Ruth Crook, of Grantham Civic Society.

Ruth Crook, of Grantham Civic Society.

In his memoir Apology for the Life of Colley Cibber, he wrote about his school days at Grantham Grammar School. ‘In the Year 1682, at little more than Ten Years of Age, I was sent to the Free-School of Grantham in Lincolnshire, where I staid till I got through it, from the lowest Form to the uppermost.

‘And such Learning as that School could give me is the most I pretend to (which, tho’ I have not utterly forgot, I cannot say I have much improv’d by Study) but even there I remember I was the same inconsistent Creature I have been ever since! always in full Spirits, in some small Capacity to do right, but in a more frequent Alacrity to do wrong; and consequently often under a worse Character than I wholly deserv’d: A giddy Negligence always possess’d me, and so much, that I remember I was once whipp’d for my Theme, tho’ my Master told me, at the same time, what was good of it was better than any Boy’s in the Form’.

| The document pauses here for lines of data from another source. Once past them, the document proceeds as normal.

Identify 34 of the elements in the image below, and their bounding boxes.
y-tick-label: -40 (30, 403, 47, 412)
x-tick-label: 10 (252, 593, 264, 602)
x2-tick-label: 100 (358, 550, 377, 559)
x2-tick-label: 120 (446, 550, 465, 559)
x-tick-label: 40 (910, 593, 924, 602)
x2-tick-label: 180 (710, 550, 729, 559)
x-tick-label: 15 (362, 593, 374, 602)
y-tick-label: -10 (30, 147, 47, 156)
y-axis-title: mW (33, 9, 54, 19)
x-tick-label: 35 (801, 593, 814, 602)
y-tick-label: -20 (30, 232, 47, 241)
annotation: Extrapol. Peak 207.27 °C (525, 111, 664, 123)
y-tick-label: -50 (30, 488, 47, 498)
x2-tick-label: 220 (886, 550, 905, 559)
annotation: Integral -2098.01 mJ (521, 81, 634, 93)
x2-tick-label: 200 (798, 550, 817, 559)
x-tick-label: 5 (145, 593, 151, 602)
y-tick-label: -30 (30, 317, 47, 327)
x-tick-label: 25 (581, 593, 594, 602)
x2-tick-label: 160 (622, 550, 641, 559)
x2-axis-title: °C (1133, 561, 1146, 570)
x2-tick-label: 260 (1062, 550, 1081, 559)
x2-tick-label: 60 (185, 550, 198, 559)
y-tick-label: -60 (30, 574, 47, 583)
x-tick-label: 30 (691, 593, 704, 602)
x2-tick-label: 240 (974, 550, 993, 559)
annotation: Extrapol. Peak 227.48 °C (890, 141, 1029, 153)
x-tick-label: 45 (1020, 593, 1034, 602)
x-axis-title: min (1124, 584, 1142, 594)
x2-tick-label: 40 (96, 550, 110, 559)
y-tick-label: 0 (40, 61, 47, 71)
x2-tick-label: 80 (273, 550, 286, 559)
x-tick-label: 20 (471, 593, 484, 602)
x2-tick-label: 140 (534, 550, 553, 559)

‘A great Boy, near the Head taller than myself, in some wrangle at Play had insulted me; upon which I was fool-hardy enough to give him a Box on the Ear; the Blow was soon return’d with another that brought me under him and at his Mercy. Another Lad, whom I really lov’d and thought a good-natur’d one, cry’d out with some warmth to my Antagonist (while I was down) Beat him, beat him soundly! This so amaz’d me that I lost all my Spirits to resist, and burst into Tears! When the Fray was over I took my Friend aside, and ask’d him, How he came to be so earnestly against me? To which, with some glouting Confusion, he reply’d, Because you are always jeering and making a Jest of me to every Boy in the School. Many a Mischief have I brought upon myself by the same Folly in riper Life’.

Colley’s parents wanted him to become a clergyman, and he tried unsuccessfully to gain a place at Winchester College. Colley persuaded his father to use his influence to gain him a place at the university of Oxford or Cambridge. Whilst waiting in London for this to happen, he became attracted to the stage and in 1690 began working as an actor at the Drury Lane theatre in London.

In 1693 he married Katherine Shore and went on to have numerous children. He wrote and adapted many plays, and eventually took over the management of Drury Lane theatre in 1710.

He continued writing some plays for performance by his own company at Drury Lane and adapted many more. He regarded himself as an actor and had great popular success in comical parts. He was brash and extrovert, but was a political opportunist, which was thought to have gained him the position of poet laureate in 1730. His poetry was ridiculed in his time, and he is not remembered as being very scholarly.

In his old age, he acted in productions with his grandchildren and eventually became a popular comedian. When he was seventy-three years old he made his last appearance on the stage as Pandulph in his own Papal Tyranny in the Reign of King John, an adaption of Shakespeare’s play. He died in 1757.